Climate change impacts in coastal areas are threatening communities and natural environments. AI is important in climate resilience since it provides data-driven insights for actionable recommendations. It will be used to identify patterns mainly from existing databases with a focus on optimizing decision-making. The project intends to:
1. Identify optimal alternative data sources to guide decision-making in data-sparse locations like the Caribbean. A variety of data sources will be explored to make estimates of long-term physical oceanographic parameters using limited in-situ datasets at selected data-rich sites across the region after establishing correlations and patterns.

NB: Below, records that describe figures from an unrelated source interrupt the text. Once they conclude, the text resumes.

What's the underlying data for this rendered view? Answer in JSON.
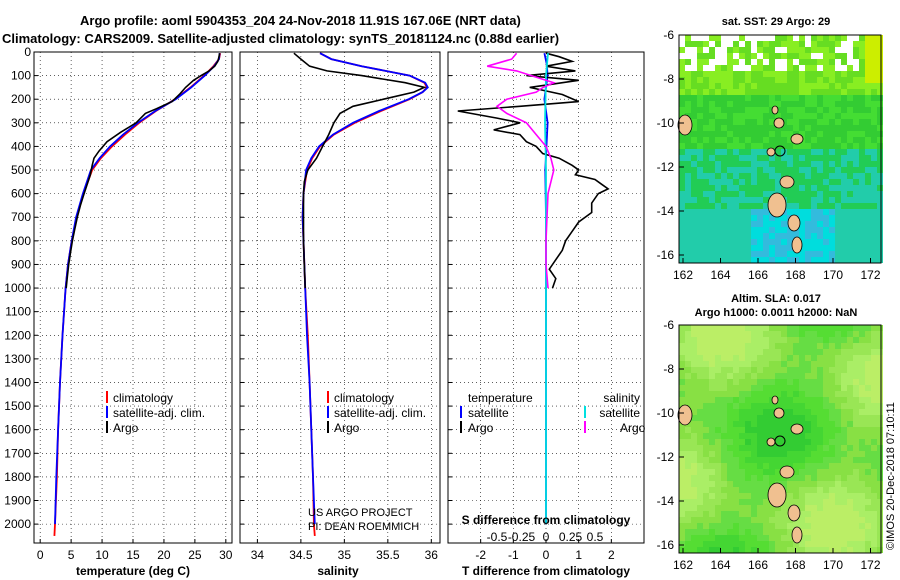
{
  "title_line1": "Argo profile: aoml 5904353_204 24-Nov-2018 11.91S 167.06E (NRT data)",
  "title_line2": "Climatology: CARS2009. Satellite-adjusted climatology: synTS_20181124.nc (0.88d earlier)",
  "project_text": {
    "line1": "US ARGO PROJECT",
    "line2": "PI: DEAN ROEMMICH"
  },
  "watermark": "©IMOS 20-Dec-2018 07:10:11",
  "colors": {
    "climatology": "#ff0000",
    "satellite": "#0000ff",
    "argo": "#000000",
    "sal_sat": "#00e0e0",
    "sal_argo": "#ff00ff"
  },
  "chart_data": [
    {
      "type": "line",
      "id": "temperature-profile",
      "xlabel": "temperature (deg C)",
      "ylabel": "",
      "xlim": [
        -1,
        31
      ],
      "ylim": [
        2080,
        0
      ],
      "x_ticks": [
        0,
        5,
        10,
        15,
        20,
        25,
        30
      ],
      "y_ticks": [
        0,
        100,
        200,
        300,
        400,
        500,
        600,
        700,
        800,
        900,
        1000,
        1100,
        1200,
        1300,
        1400,
        1500,
        1600,
        1700,
        1800,
        1900,
        2000
      ],
      "y_tick_labels": [
        "0",
        "100",
        "200",
        "300",
        "400",
        "500",
        "600",
        "700",
        "800",
        "900",
        "1000",
        "1100",
        "1200",
        "1300",
        "1400",
        "1500",
        "1600",
        "1700",
        "1800",
        "1900",
        "2000"
      ],
      "legend": [
        "climatology",
        "satellite-adj. clim.",
        "Argo"
      ],
      "series": [
        {
          "name": "climatology",
          "color": "#ff0000",
          "depth": [
            5,
            30,
            60,
            100,
            150,
            200,
            250,
            300,
            350,
            400,
            450,
            500,
            600,
            700,
            800,
            900,
            1000,
            1200,
            1400,
            1600,
            1800,
            2000,
            2050
          ],
          "values": [
            29.1,
            28.9,
            28.0,
            26.5,
            24.3,
            21.8,
            18.7,
            16.0,
            13.7,
            11.6,
            9.8,
            8.4,
            7.0,
            5.9,
            5.1,
            4.5,
            4.1,
            3.6,
            3.2,
            2.9,
            2.7,
            2.4,
            2.3
          ]
        },
        {
          "name": "satellite-adj. clim.",
          "color": "#0000ff",
          "depth": [
            5,
            30,
            60,
            100,
            150,
            200,
            250,
            300,
            350,
            400,
            450,
            500,
            600,
            700,
            800,
            900,
            1000,
            1200,
            1400,
            1600,
            1800,
            2000
          ],
          "values": [
            29.0,
            28.9,
            28.1,
            26.6,
            24.4,
            21.9,
            18.6,
            15.8,
            13.4,
            11.3,
            9.6,
            8.2,
            6.9,
            5.8,
            5.1,
            4.5,
            4.1,
            3.6,
            3.2,
            2.9,
            2.6,
            2.4
          ]
        },
        {
          "name": "Argo",
          "color": "#000000",
          "depth": [
            5,
            20,
            40,
            60,
            80,
            100,
            120,
            150,
            180,
            210,
            240,
            260,
            300,
            340,
            380,
            420,
            450,
            480,
            520,
            560,
            600,
            650,
            700,
            750,
            800,
            850,
            900,
            950,
            1000
          ],
          "values": [
            29.0,
            28.9,
            28.7,
            28.2,
            27.3,
            26.0,
            24.8,
            23.5,
            22.5,
            21.3,
            18.8,
            17.0,
            15.5,
            13.0,
            10.8,
            9.5,
            8.7,
            8.4,
            8.1,
            7.6,
            7.1,
            6.5,
            6.0,
            5.6,
            5.2,
            4.9,
            4.6,
            4.4,
            4.2
          ]
        }
      ]
    },
    {
      "type": "line",
      "id": "salinity-profile",
      "xlabel": "salinity",
      "xlim": [
        33.8,
        36.1
      ],
      "ylim": [
        2080,
        0
      ],
      "x_ticks": [
        34,
        34.5,
        35,
        35.5,
        36
      ],
      "x_tick_labels": [
        "34",
        "34.5",
        "35",
        "35.5",
        "36"
      ],
      "legend": [
        "climatology",
        "satellite-adj. clim.",
        "Argo"
      ],
      "series": [
        {
          "name": "climatology",
          "color": "#ff0000",
          "depth": [
            5,
            30,
            60,
            100,
            130,
            150,
            170,
            200,
            250,
            300,
            350,
            400,
            450,
            500,
            600,
            700,
            800,
            1000,
            1200,
            1400,
            1600,
            1800,
            2000,
            2050
          ],
          "values": [
            34.72,
            34.85,
            35.2,
            35.75,
            35.92,
            35.95,
            35.9,
            35.75,
            35.42,
            35.12,
            34.88,
            34.72,
            34.63,
            34.57,
            34.53,
            34.52,
            34.53,
            34.55,
            34.58,
            34.6,
            34.62,
            34.64,
            34.65,
            34.66
          ]
        },
        {
          "name": "satellite-adj. clim.",
          "color": "#0000ff",
          "depth": [
            5,
            30,
            60,
            100,
            130,
            150,
            170,
            200,
            250,
            300,
            350,
            400,
            450,
            500,
            600,
            700,
            800,
            1000,
            1200,
            1400,
            1600,
            1800,
            2000
          ],
          "values": [
            34.72,
            34.85,
            35.2,
            35.75,
            35.93,
            35.96,
            35.9,
            35.74,
            35.4,
            35.1,
            34.87,
            34.71,
            34.62,
            34.56,
            34.53,
            34.52,
            34.53,
            34.55,
            34.57,
            34.6,
            34.62,
            34.64,
            34.66
          ]
        },
        {
          "name": "Argo",
          "color": "#000000",
          "depth": [
            5,
            30,
            60,
            80,
            100,
            130,
            150,
            170,
            200,
            230,
            260,
            300,
            350,
            400,
            450,
            500,
            550,
            600,
            700,
            800,
            900,
            1000
          ],
          "values": [
            34.42,
            34.5,
            34.6,
            34.8,
            35.2,
            35.7,
            35.92,
            35.8,
            35.45,
            35.1,
            34.95,
            34.88,
            34.82,
            34.75,
            34.68,
            34.58,
            34.54,
            34.53,
            34.53,
            34.53,
            34.54,
            34.55
          ]
        }
      ]
    },
    {
      "type": "line",
      "id": "difference-profile",
      "xlabel": "T difference from climatology",
      "xlabel_top": "S difference from climatology",
      "xlim": [
        -3,
        3
      ],
      "ylim": [
        2080,
        0
      ],
      "x_ticks": [
        -2,
        -1,
        0,
        1,
        2
      ],
      "x_tick_labels": [
        "-2",
        "-1",
        "0",
        "1",
        "2"
      ],
      "s_ticks": [
        -0.5,
        -0.25,
        0,
        0.25,
        0.5
      ],
      "s_tick_labels": [
        "-0.5",
        "-0.25",
        "0",
        "0.25",
        "0.5"
      ],
      "legend_left_header": "temperature",
      "legend_right_header": "salinity",
      "legend_left": [
        "satellite",
        "Argo"
      ],
      "legend_right": [
        "satellite",
        "Argo"
      ],
      "series": [
        {
          "name": "T satellite",
          "color": "#0000ff",
          "depth": [
            5,
            50,
            100,
            200,
            300,
            500,
            700,
            1000,
            1500,
            2000
          ],
          "values": [
            -0.05,
            0.02,
            0.05,
            -0.05,
            0.05,
            -0.02,
            0.0,
            0.0,
            0.0,
            0.0
          ]
        },
        {
          "name": "T Argo",
          "color": "#000000",
          "depth": [
            5,
            20,
            40,
            60,
            80,
            100,
            120,
            150,
            180,
            210,
            230,
            250,
            280,
            300,
            330,
            350,
            380,
            400,
            430,
            450,
            480,
            500,
            520,
            540,
            560,
            580,
            600,
            640,
            680,
            720,
            760,
            800,
            840,
            880,
            920,
            960,
            1000
          ],
          "values": [
            0.0,
            0.4,
            0.8,
            0.0,
            0.9,
            -0.6,
            1.0,
            -0.5,
            0.5,
            1.0,
            -0.8,
            -2.7,
            -1.5,
            -0.8,
            -1.6,
            -0.8,
            -0.6,
            -0.3,
            -0.1,
            0.4,
            0.8,
            1.0,
            0.9,
            1.5,
            1.7,
            1.9,
            1.6,
            1.4,
            1.4,
            1.0,
            0.8,
            0.6,
            0.5,
            0.3,
            0.1,
            0.3,
            0.2
          ]
        },
        {
          "name": "S satellite",
          "color": "#00e0e0",
          "depth": [
            5,
            100,
            300,
            500,
            1000,
            1500,
            2000
          ],
          "values": [
            0.02,
            0.0,
            -0.01,
            0.0,
            0.0,
            0.0,
            0.0
          ]
        },
        {
          "name": "S Argo",
          "color": "#ff00ff",
          "depth": [
            5,
            30,
            60,
            80,
            100,
            130,
            150,
            170,
            200,
            230,
            260,
            300,
            350,
            400,
            450,
            500,
            550,
            600,
            700,
            800,
            900,
            1000
          ],
          "values": [
            -0.3,
            -0.35,
            -0.6,
            -0.3,
            -0.15,
            0.08,
            -0.03,
            -0.1,
            -0.4,
            -0.5,
            -0.4,
            -0.2,
            -0.1,
            0.0,
            0.05,
            0.08,
            0.05,
            0.02,
            0.01,
            0.0,
            0.0,
            0.02
          ]
        }
      ]
    }
  ],
  "maps": [
    {
      "id": "sst-map",
      "title": "sat. SST: 29 Argo: 29",
      "title2": "",
      "y_ticks": [
        "-6",
        "-8",
        "-10",
        "-12",
        "-14",
        "-16"
      ],
      "x_ticks": [
        "162",
        "164",
        "166",
        "168",
        "170",
        "172"
      ],
      "palette": [
        "#33cc33",
        "#22cc55",
        "#44dd33",
        "#66dd22",
        "#88ee22",
        "#22ccaa",
        "#33bbdd",
        "#00dddd",
        "#ccee00"
      ]
    },
    {
      "id": "sla-map",
      "title": "Altim. SLA: 0.017",
      "title2": "Argo h1000: 0.0011 h2000: NaN",
      "y_ticks": [
        "-6",
        "-8",
        "-10",
        "-12",
        "-14",
        "-16"
      ],
      "x_ticks": [
        "162",
        "164",
        "166",
        "168",
        "170",
        "172"
      ],
      "palette": [
        "#33cc33",
        "#44d633",
        "#55dd33",
        "#66dd44",
        "#88e044",
        "#99e655",
        "#aaee66",
        "#bbee66"
      ]
    }
  ]
}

2. Predict the least climate resilient coastal locations across various sites in the Caribbean. Using several pre-determined indicators to identify the realized coastal resilience of specially selected representative coastal communities, trends of these indicators with readily available parameters will be used to establish estimates of a community’s coastal resilience at sites that may lack comprehensive datasets.
3. Identify optimal techniques to sensitize/educate communities in these vulnerable locations. Coastal communities that have undergone stakeholder sensitization or education actions will be identified and suitable indicators selected to identify any improvements in coastal resilience after a common designated period. These stakeholder sensitization activities should represent diverse mechanisms so that optimal efforts can be identified at other communities. The investigation will attempt to address the uniqueness of the site and the community to indicate the optimal approach to achieving reduced vulnerability.
Stakeholder engagement is a key component of coastal projects and will be integral to this study in terms of accessing and exploring datasets and deriving suitable outputs. Data dissemination is essential and the output from this study will be shared directly with key stakeholders and the wider Caribbean.